I couldn't muster the courage to tell him I'm here, that I was back. To shout out that all his searching wasn't for nothing, that he can rest now, take a break from this hopelessness he has fallen into. I could barely manage just one word. "Who?" My voice shakey, for never having need of it since I left. My heart on the edge of falling, falling into the bottomless pit I created when I left, sending everyone I had ever cared about spiraling into the dark abyss, while I stayed free, away from all the ropes that bind me to the earth.

He looked down, avoiding my gaze as I asked who he was looking for. Several emotions danced across his face. Misery, for the endless times he had gone outside, with nothing but the clothes on his back and a determination to find the one he had lost, only to come back home at the end of the day, with nothing but empty hands and a shattered heart, it's pieces getting smaller and smaller. Fortunate to have the memories going untouched as the days go by, so he can remember all the wonderful times he had as a child, with his best friend, the one he knew was special, so he had to protect her, with all his might. Weary, of all the nights staying up, gazing on the starry night, like he had done with his best friend as kids, hoping, wishing she would come home, to her family, to her friends, to him. Troubled, for thinking that a stranger could even know her when she left so long ago, and hoping they might have something on where she is, and wondering whether to bother asking.

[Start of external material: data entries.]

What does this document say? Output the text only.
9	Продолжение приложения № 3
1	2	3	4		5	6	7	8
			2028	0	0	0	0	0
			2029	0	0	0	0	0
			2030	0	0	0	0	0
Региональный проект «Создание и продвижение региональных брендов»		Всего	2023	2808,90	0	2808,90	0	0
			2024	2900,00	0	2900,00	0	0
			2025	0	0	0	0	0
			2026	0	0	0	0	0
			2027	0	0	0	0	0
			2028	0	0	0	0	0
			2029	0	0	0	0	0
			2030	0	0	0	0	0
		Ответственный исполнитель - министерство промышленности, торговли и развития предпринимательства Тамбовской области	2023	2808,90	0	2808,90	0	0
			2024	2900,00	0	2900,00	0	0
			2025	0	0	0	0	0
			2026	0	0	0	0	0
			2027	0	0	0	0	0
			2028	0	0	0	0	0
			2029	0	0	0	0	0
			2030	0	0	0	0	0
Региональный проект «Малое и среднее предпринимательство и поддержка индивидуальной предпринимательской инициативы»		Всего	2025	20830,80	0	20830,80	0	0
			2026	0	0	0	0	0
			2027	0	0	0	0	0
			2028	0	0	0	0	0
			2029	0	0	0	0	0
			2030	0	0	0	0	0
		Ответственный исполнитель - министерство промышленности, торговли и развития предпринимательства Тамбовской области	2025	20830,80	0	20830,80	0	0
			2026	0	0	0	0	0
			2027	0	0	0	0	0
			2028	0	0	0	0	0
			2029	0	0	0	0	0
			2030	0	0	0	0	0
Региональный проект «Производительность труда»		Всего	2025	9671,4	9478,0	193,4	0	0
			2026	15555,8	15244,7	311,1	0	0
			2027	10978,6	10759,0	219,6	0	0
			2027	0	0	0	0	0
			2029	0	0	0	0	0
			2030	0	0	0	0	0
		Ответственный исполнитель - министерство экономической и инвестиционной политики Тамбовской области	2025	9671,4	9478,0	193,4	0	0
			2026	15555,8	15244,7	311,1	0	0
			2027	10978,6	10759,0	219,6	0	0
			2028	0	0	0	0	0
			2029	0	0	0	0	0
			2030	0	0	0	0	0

I saw that he wasn't going to respond. And really, why would he? If he doesn't recognize me now, how would he ever think I would know him or her? Before he could make up his mind, ask or walk away, I turned my head away and sighed. I sighed knowing I was probably making a mistake, but if I don't, how will I ever know? How will I ever know if life can be the same as it was before?

"You're looking for her aren't you?"

That one sentence, no matter how short, held so much in it. So much emotion, so much pain, so much curiosity, so much...I was stopped in my train of thought, he had grabbed my arm, and turned me to face him. My hood, which I had been wearing this whole time, covered my face, casting long shadows across my skin, making it harder to see than it already was. He yanked the hood down, his hands resting on my shoulders.

I looked in his eyes again and saw the light swim to the surface, a glimmer of hope as he looked into my eyes for the first time in a long time. I saw a smile rest upon his face, he had finally found me, finally, after so long, after so many restless nights, after so many days of searching, he can rest. I looked in his eyes and I saw a reflection of myself in them, lit only by the street lamp behind me a few yards. I saw him enjoy standing there, despite the cold, because he doesn't have to keep looking, because life can go back to normal again. Only, I wasn't sure life could go back to normal.